文書のより良い構造化のため、次の要素が新しく追加されました。
- section
- 要素は文書やアプリケーションにおける一般的なセクションを表します。h1-h6 と共に用いることで、文書構造を示唆することができます。
- article
- 要素は blog エントリや新聞記事など、文書の中で独立した一片の内容を表します。
- aside
- 要素はページのほかの部分とわずかにのみ関係する一片の内容を表します。
- header
- 要素はヘッダにあたるセクションを表します。
- footer
- 要素はフッタにあたるセクションを表します。フッタには作者に関する情報、著作権に関する情報などを含むことができます。
- nav
- 要素はナビゲーションを目的とした、一つのセクションを表します。
... 略 ...
HTML 5 で新たに追加される要素については以下も参考になると思います。
同じ要素でも,どこにあるかによって意味合いが違ってくる
たとえば,サイドナビにある<h2>Navigation</h2>という見出しと,メインとなる文書の中にある<h2>Navigation</h2>という見出しは,その役割や重みが違ってきます。サイドナビにあるほうは「ここがナビゲーションですよ」という意味で,この後に,各ページへのリンクなどが並ぶことになります。メインの文書にあるほうは「ナビゲーションについて書きますよ」という意味で,この後にナビゲーションについての説明なり論考なりが書かれることになります。
見出しだけでなく,strongやem,ulやdlといったリストも,サイドナビにあるものと,メインの文書にあるものとでは意味合いが違ってくるでしょう。
aside,articleという要素を使うことによって,こうした違いをはっきりと示すことができます。
構造を明確にしたマークアップが果たす目的
検索をするような場合,article要素の中に「Navigation」というキーワードがあったほうが,asideにあるときよりも,より「Navigation」について詳しく書かれていると予想できるでしょう。
article要素の中にあるheading(見出し)要素や,storong,em要素を抽出して,そのページの内容を示すということもできるでしょう。
XHTML の Role属性や HTML 5 のこうした新要素を使うことによって,ノイズ(本来必要でない情報)をできるだけ除去してページの内容を解析・処理できるようになるでしょう。余計な情報で探しづらくなったり,判断しにくくなったりといったことも少なくなります。

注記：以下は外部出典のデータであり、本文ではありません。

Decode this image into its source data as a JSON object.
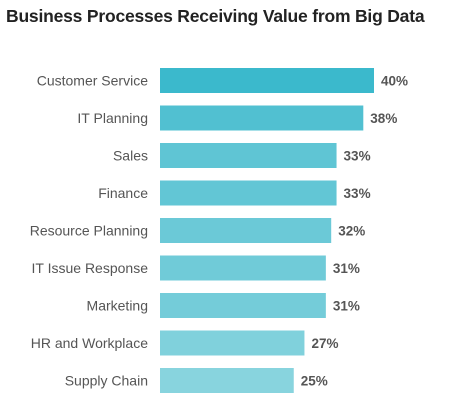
{
  "chart_data": {
    "type": "bar",
    "orientation": "horizontal",
    "title": "Business Processes Receiving Value from Big Data",
    "categories": [
      "Customer Service",
      "IT Planning",
      "Sales",
      "Finance",
      "Resource Planning",
      "IT Issue Response",
      "Marketing",
      "HR and Workplace",
      "Supply Chain"
    ],
    "values": [
      40,
      38,
      33,
      33,
      32,
      31,
      31,
      27,
      25
    ],
    "value_labels": [
      "40%",
      "38%",
      "33%",
      "33%",
      "32%",
      "31%",
      "31%",
      "27%",
      "25%"
    ],
    "unit": "%",
    "xlim": [
      0,
      40
    ],
    "grid": false,
    "legend": "none",
    "colors": [
      "#3bb9cc",
      "#51c0d1",
      "#5fc5d4",
      "#62c6d5",
      "#6bc9d7",
      "#70cbd8",
      "#74ccd9",
      "#80d1dc",
      "#88d4de"
    ]
  }
}
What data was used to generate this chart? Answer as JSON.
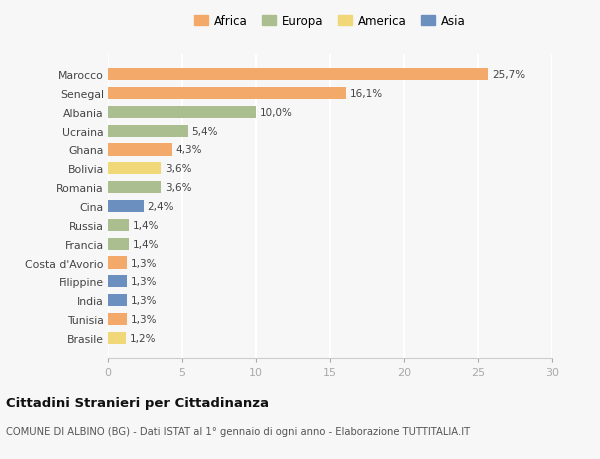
{
  "countries": [
    "Marocco",
    "Senegal",
    "Albania",
    "Ucraina",
    "Ghana",
    "Bolivia",
    "Romania",
    "Cina",
    "Russia",
    "Francia",
    "Costa d'Avorio",
    "Filippine",
    "India",
    "Tunisia",
    "Brasile"
  ],
  "values": [
    25.7,
    16.1,
    10.0,
    5.4,
    4.3,
    3.6,
    3.6,
    2.4,
    1.4,
    1.4,
    1.3,
    1.3,
    1.3,
    1.3,
    1.2
  ],
  "labels": [
    "25,7%",
    "16,1%",
    "10,0%",
    "5,4%",
    "4,3%",
    "3,6%",
    "3,6%",
    "2,4%",
    "1,4%",
    "1,4%",
    "1,3%",
    "1,3%",
    "1,3%",
    "1,3%",
    "1,2%"
  ],
  "continents": [
    "Africa",
    "Africa",
    "Europa",
    "Europa",
    "Africa",
    "America",
    "Europa",
    "Asia",
    "Europa",
    "Europa",
    "Africa",
    "Asia",
    "Asia",
    "Africa",
    "America"
  ],
  "colors": {
    "Africa": "#F2A96A",
    "Europa": "#ABBE8F",
    "America": "#F0D878",
    "Asia": "#6B8FBF"
  },
  "legend_order": [
    "Africa",
    "Europa",
    "America",
    "Asia"
  ],
  "xlim": [
    0,
    30
  ],
  "xticks": [
    0,
    5,
    10,
    15,
    20,
    25,
    30
  ],
  "title": "Cittadini Stranieri per Cittadinanza",
  "subtitle": "COMUNE DI ALBINO (BG) - Dati ISTAT al 1° gennaio di ogni anno - Elaborazione TUTTITALIA.IT",
  "background_color": "#f7f7f7",
  "bar_height": 0.65
}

構造をきちんと表現したマークアップは,快適に,便利にWebを活用できる環境を作っていくことになります。
id,classの命名の参考に
各ブラウザの HTML 5 への完全な対応は,しばらく先になると思いますが,現在,id や class の命名でお悩みの方は,XHTML の Role属性とあわせ,これらの新要素を参考にするのもよいかもしれません。